Figure 4 depicts the macro-average precision, recall and F-measure over different \(tpRatios\), sample sizes and configurations. For both datasets, random forest obtains the best recall values (EC: 40.0%, QA: 46.8%) while decision tree achieves the best precision (EC: 52.9%, QA: 66.4%). In terms of average F-measure the three learning approaches are relatively close together, although random forest (42.4%) outperforms SVM and decision tree by 1.4% resp. 2.5% for EC. For the QA dataset, random forest (54.3%) outperforms decision tree and SVM by 0.3% resp. 2.2%. Moreover, we experimentally tested our approach with or without using the basic scores in addition to the tool results. We observed that using the basic score improves F-Measure by 1.6% (EC) and 1% (QA), indicating that it is valuable to improve annotation results.

Fig. 5.
figure 5

Summarizing F-measure results for cTAKES and MetaMap and the set-based and ML-based result combinations for the EC and QA datasets.

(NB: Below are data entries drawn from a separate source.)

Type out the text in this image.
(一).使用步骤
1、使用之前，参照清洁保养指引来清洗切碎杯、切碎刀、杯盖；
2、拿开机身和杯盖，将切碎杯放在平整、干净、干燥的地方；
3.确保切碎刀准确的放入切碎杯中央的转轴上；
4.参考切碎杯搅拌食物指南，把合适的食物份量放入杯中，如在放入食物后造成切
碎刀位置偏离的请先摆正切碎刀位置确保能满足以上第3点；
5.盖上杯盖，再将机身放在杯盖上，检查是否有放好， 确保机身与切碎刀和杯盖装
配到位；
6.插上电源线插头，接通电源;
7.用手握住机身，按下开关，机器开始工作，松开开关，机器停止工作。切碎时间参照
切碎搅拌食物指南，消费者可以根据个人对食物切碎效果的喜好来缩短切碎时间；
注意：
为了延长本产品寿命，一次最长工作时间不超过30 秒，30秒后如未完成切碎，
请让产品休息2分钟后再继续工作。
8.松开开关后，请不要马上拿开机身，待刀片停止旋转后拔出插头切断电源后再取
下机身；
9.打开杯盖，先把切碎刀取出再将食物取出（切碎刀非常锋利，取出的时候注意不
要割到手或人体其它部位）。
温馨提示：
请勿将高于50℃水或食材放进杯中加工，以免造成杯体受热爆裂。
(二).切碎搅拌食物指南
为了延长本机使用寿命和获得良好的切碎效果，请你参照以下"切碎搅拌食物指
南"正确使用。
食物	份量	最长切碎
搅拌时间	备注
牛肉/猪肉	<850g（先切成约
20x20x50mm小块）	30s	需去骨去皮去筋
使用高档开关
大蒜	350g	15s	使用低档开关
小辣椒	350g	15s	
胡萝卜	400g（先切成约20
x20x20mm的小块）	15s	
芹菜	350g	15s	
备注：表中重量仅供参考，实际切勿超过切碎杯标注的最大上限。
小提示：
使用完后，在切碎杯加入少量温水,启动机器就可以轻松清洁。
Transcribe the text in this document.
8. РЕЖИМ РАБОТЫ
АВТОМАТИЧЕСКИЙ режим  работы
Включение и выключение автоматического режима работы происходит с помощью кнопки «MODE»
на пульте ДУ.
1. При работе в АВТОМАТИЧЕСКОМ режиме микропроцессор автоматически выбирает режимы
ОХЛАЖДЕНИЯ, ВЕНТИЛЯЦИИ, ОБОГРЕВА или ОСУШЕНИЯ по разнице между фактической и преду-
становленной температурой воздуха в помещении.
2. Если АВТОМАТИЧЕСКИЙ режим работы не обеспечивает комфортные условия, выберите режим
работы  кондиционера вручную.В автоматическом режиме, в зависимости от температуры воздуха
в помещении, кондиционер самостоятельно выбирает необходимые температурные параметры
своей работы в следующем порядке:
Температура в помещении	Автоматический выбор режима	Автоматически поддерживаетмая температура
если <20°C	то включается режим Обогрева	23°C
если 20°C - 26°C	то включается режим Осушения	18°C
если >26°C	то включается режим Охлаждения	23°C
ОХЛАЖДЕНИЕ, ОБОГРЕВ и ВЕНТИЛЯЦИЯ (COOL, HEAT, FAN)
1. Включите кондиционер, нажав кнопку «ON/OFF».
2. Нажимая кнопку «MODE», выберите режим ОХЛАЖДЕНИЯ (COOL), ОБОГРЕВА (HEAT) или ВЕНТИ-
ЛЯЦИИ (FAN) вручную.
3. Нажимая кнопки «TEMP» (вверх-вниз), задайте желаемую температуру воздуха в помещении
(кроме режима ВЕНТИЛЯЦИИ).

4.3 Comparison with Set-Based Combination Approaches

We finally compare the annotation quality for the ML-based combinations with that of the individual tools cTAKES and MetaMap as well as with the results for the set-based combinations proposed in [11]. Figure 5 summarizes the best F-measure results for both datasets. We observe that the F-measure of the individual tools is substantially improved by both the set-based and ML-based combination approaches, especially for cTAKES (by about a factor 3–4.5). The ML-based combination outperforms the set-based combinations for both datasets. Consequently, the best results can be improved for EC (from 44.3% to 47.5%) and QA (from 56.1% to 59.1%) by using a sample size of 200. This underlines the effectiveness of the proposed ML-based combination approach.

5 Conclusions

The annotation of documents in healthcare such as medical forms or EHRs with ontology concepts is of high benefit but challenging. We proposed and evaluated a machine learning approach to combine the annotation results of several tools. Our evaluation showed that the ML-based approach can dramatically improve the annotation quality of individual tools and that it also outperforms simpler set-based combination approaches. The evaluation showed that the improvements are already possible for small training sizes (50–200 positive and negative annotation examples) and that random forest performs slightly better than decision tree or SVM learning. In future work, we plan to apply the ML-based combination strategy to annotate further kinds of documents and to use machine learning also in the generation of annotation candidates.